Das Gebäudeenergiegesetz verpflichtet Eigentümer, bei Vermietung und Verkauf einen gültigen Energieausweis vorzuhalten und aktiv zu verwenden. In der Verwaltungspraxis ist genau das die häufigste Lücke: Der Ausweis existiert, liegt aber im Ordner statt in der Anzeige — und wird bei der Besichtigung erst auf Nachfrage gezeigt. Das genügt nicht.
Die drei Pflichten, die tatsächlich greifen
- Pflichtangaben in der Immobilienanzeige: Wer eine Wohnung öffentlich inseriert, muss zentrale Kennwerte aus dem Energieausweis bereits in der Anzeige nennen — unter anderem Art des Ausweises, wesentlicher Energieträger, Baujahr, Energiekennwert und Energieeffizienzklasse.
- Vorlage bei der Besichtigung: Der Ausweis ist dem Interessenten unaufgefordert vorzulegen — nicht erst auf Nachfrage.

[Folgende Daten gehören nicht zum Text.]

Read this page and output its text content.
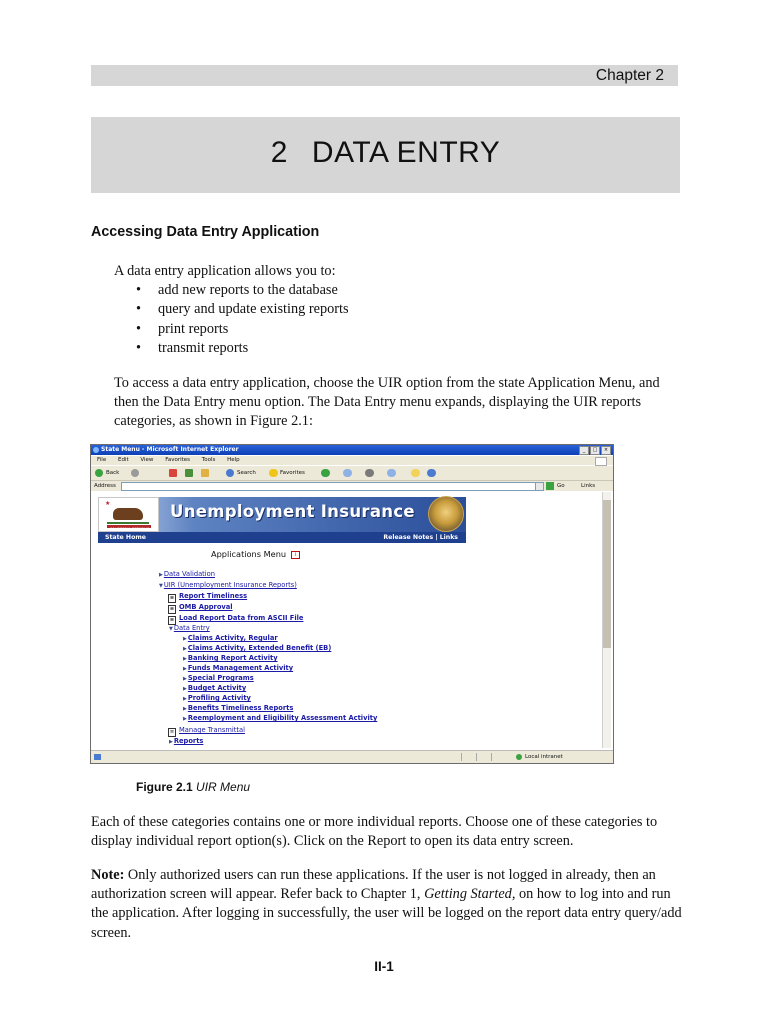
Chapter 2
2 DATA ENTRY
Accessing Data Entry Application
A data entry application allows you to:
• add new reports to the database
• query and update existing reports
• print reports
• transmit reports
To access a data entry application, choose the UIR option from the state Application Menu, and then the Data Entry menu option. The Data Entry menu expands, displaying the UIR reports categories, as shown in Figure 2.1:
State Menu - Microsoft Internet Explorer	_	□	×
File Edit View Favorites Tools Help
Back	Search	Favorites
Address	Go	Links
★
CALIFORNIA REPUBLIC
Unemployment Insurance
State Home	Release Notes | Links
Applications Menu i
▶Data Validation
▼UIR (Unemployment Insurance Reports)
≡ Report Timeliness
≡ OMB Approval
≡ Load Report Data from ASCII File
▼Data Entry
▶Claims Activity, Regular
▶Claims Activity, Extended Benefit (EB)
▶Banking Report Activity
▶Funds Management Activity
▶Special Programs
▶Budget Activity
▶Profiling Activity
▶Benefits Timeliness Reports
▶Reemployment and Eligibility Assessment Activity
≡ Manage Transmittal
▶Reports
Local intranet
Figure 2.1 UIR Menu
Each of these categories contains one or more individual reports. Choose one of these categories to display individual report option(s). Click on the Report to open its data entry screen.
Note: Only authorized users can run these applications. If the user is not logged in already, then an authorization screen will appear. Refer back to Chapter 1, Getting Started, on how to log into and run the application. After logging in successfully, the user will be logged on the report data entry query/add screen.
II-1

- Übergabe bei Vertragsabschluss: Spätestens mit dem Abschluss des Mietvertrags ist eine Kopie oder das Original auszuhändigen.
Der häufigste Verstoß ist nicht der fehlende Ausweis. Es ist die Anzeige ohne Pflichtangaben — und genau dort ist der Verstoß öffentlich sichtbar und leicht nachweisbar.
Verbrauchsausweis oder Bedarfsausweis
Es gibt zwei Varianten, und sie sind nicht beliebig austauschbar. Der Verbrauchsausweis basiert auf dem tatsächlichen Energieverbrauch der letzten drei Jahre. Er ist günstiger, aber vom Nutzerverhalten abhängig — ein sparsamer Mieter erzeugt einen besseren Wert als ein verschwenderischer, bei identischem Gebäude.
Der Bedarfsausweis basiert auf einer technischen Analyse der Gebäudehülle und Anlagentechnik. Er ist aufwendiger und teurer, aber unabhängig vom Nutzer und damit vergleichbarer. Für bestimmte Gebäude — insbesondere kleinere, ältere Wohngebäude ohne ausreichende Sanierung — ist der Bedarfsausweis vorgeschrieben; ein Wahlrecht besteht dann nicht.
Gültigkeit und Fristen
Ein Energieausweis ist ab Ausstellungsdatum zehn Jahre gültig. Ein abgelaufener Ausweis ist rechtlich wie kein Ausweis. In der Verwaltung bedeutet das: Das Ablaufdatum gehört als Frist in das System, nicht in den Kopf. Bei einem Bestand von zwanzig Einheiten läuft im Schnitt alle sechs Monate einer aus — ohne Fristenüberwachung fällt das genau dann auf, wenn eine Wohnung frei wird und schnell inseriert werden soll.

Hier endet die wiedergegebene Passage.